The euro hovered near a three-month low against the dollar today before comments from Federal Reserve Chairman Ben Bernanke that may provide clues about whether US interest rates will keep rising.
The market also awaited US consumer price data for June to see if inflation risks could prompt the Fed to raise rates again, after US data yesterday showed a hefty rise in producer prices in the same month.
Traders said bubbling expectations that the Fed could lift rates for an 18th straight time to 5.5 per cent next month would keep supporting the dollar, along with flows into the currency as tensions in the Middle East escalate.
Earlier today, the euro inched down to $1.2495, just off the three-month low of $1.2473 touched on electronic trading platform EBS yesterday.
The euro was little changed at 146.70 yen. It struck a record high of 147.42 yen at the start of the month.
Mr Bernanke is scheduled to testify before the US Congress on the Fed's semi-annual monetary policy report from 2pm this afternoon.
Before that, US CPI data is due out, with the core CPI likely showing a rise of 0.2 per cent in June from the previous month, according to some forecasts.
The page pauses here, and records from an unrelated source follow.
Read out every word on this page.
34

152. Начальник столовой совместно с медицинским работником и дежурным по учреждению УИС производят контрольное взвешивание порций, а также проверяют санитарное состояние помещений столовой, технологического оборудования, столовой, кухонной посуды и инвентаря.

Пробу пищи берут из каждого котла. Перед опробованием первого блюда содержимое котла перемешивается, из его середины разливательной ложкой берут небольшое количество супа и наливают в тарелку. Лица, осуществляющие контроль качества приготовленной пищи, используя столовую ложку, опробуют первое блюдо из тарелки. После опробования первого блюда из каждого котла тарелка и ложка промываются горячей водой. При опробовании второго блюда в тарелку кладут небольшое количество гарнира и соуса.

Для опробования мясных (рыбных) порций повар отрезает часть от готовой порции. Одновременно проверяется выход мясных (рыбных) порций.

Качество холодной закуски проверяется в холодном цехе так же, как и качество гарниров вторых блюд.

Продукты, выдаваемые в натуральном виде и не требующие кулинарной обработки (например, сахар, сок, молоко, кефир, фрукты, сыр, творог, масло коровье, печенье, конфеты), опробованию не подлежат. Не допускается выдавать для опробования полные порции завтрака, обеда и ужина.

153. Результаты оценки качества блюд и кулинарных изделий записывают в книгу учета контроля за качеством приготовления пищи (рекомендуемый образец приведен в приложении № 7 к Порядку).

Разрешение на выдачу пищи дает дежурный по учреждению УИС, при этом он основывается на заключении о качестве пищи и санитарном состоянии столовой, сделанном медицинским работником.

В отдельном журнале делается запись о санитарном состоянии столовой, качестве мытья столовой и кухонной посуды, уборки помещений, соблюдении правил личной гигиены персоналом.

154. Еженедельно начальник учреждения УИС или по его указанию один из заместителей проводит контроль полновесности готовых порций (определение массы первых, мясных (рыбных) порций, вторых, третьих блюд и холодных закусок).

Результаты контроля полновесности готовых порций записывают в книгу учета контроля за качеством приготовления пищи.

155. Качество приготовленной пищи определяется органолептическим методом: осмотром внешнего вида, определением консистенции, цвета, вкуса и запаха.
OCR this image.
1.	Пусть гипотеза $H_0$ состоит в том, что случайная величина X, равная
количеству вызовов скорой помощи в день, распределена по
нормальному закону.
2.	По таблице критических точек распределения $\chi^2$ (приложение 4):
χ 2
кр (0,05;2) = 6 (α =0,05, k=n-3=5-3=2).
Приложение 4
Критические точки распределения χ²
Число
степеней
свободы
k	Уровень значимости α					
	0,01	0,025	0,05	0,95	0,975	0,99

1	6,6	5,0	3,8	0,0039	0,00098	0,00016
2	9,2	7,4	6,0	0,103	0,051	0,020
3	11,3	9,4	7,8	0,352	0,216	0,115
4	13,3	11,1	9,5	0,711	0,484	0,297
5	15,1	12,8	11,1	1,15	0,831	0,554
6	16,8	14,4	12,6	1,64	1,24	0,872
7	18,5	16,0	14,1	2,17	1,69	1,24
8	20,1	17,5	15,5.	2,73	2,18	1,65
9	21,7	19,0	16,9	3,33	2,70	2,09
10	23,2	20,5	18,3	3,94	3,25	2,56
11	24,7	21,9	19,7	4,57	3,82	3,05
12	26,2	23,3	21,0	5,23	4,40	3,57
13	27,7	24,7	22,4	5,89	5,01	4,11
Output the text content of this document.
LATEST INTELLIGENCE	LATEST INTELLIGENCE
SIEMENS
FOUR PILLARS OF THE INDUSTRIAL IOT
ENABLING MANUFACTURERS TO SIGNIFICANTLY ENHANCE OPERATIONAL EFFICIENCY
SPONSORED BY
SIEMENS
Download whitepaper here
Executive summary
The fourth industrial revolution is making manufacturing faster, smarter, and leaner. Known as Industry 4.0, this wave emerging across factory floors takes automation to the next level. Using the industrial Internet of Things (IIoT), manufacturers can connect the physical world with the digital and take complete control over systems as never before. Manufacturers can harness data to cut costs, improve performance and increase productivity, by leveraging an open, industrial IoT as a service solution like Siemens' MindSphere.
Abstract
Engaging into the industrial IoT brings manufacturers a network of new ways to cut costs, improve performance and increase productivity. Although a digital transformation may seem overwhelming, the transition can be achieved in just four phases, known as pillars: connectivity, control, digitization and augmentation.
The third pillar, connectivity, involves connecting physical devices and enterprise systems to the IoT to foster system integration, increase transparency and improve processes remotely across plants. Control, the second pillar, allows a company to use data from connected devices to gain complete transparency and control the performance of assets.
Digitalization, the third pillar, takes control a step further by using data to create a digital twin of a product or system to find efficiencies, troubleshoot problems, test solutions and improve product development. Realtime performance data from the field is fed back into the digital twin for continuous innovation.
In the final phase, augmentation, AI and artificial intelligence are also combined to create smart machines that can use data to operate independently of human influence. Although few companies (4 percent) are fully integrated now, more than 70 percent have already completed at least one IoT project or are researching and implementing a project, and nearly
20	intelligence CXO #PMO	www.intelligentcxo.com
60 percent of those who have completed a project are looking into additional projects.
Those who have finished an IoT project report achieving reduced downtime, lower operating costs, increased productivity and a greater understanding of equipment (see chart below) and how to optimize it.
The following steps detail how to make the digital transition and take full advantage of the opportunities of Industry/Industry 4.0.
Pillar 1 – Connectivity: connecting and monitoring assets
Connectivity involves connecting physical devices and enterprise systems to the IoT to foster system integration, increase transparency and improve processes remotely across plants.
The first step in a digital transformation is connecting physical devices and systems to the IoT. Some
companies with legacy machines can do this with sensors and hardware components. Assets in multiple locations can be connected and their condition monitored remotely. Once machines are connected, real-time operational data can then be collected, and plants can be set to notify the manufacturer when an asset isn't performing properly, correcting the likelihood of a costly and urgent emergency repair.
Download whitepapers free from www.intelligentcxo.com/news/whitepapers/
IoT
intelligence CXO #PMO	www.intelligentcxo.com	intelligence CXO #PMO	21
"Given the strong PPI figure, solid CPI data could push the Fed towards another rate rise," said Hideaki Furumaya, forex manager at Trust and Custody Services Bank.
Fed funds futures indicate a roughly 50 per cent chance of a rate rise next month.
Dealers said the dollar was also supported as the conflict between Israel and Lebanon-based Hizbollah continued to prompt investors to sell-off riskier overseas assets and convert the cash into the US currency.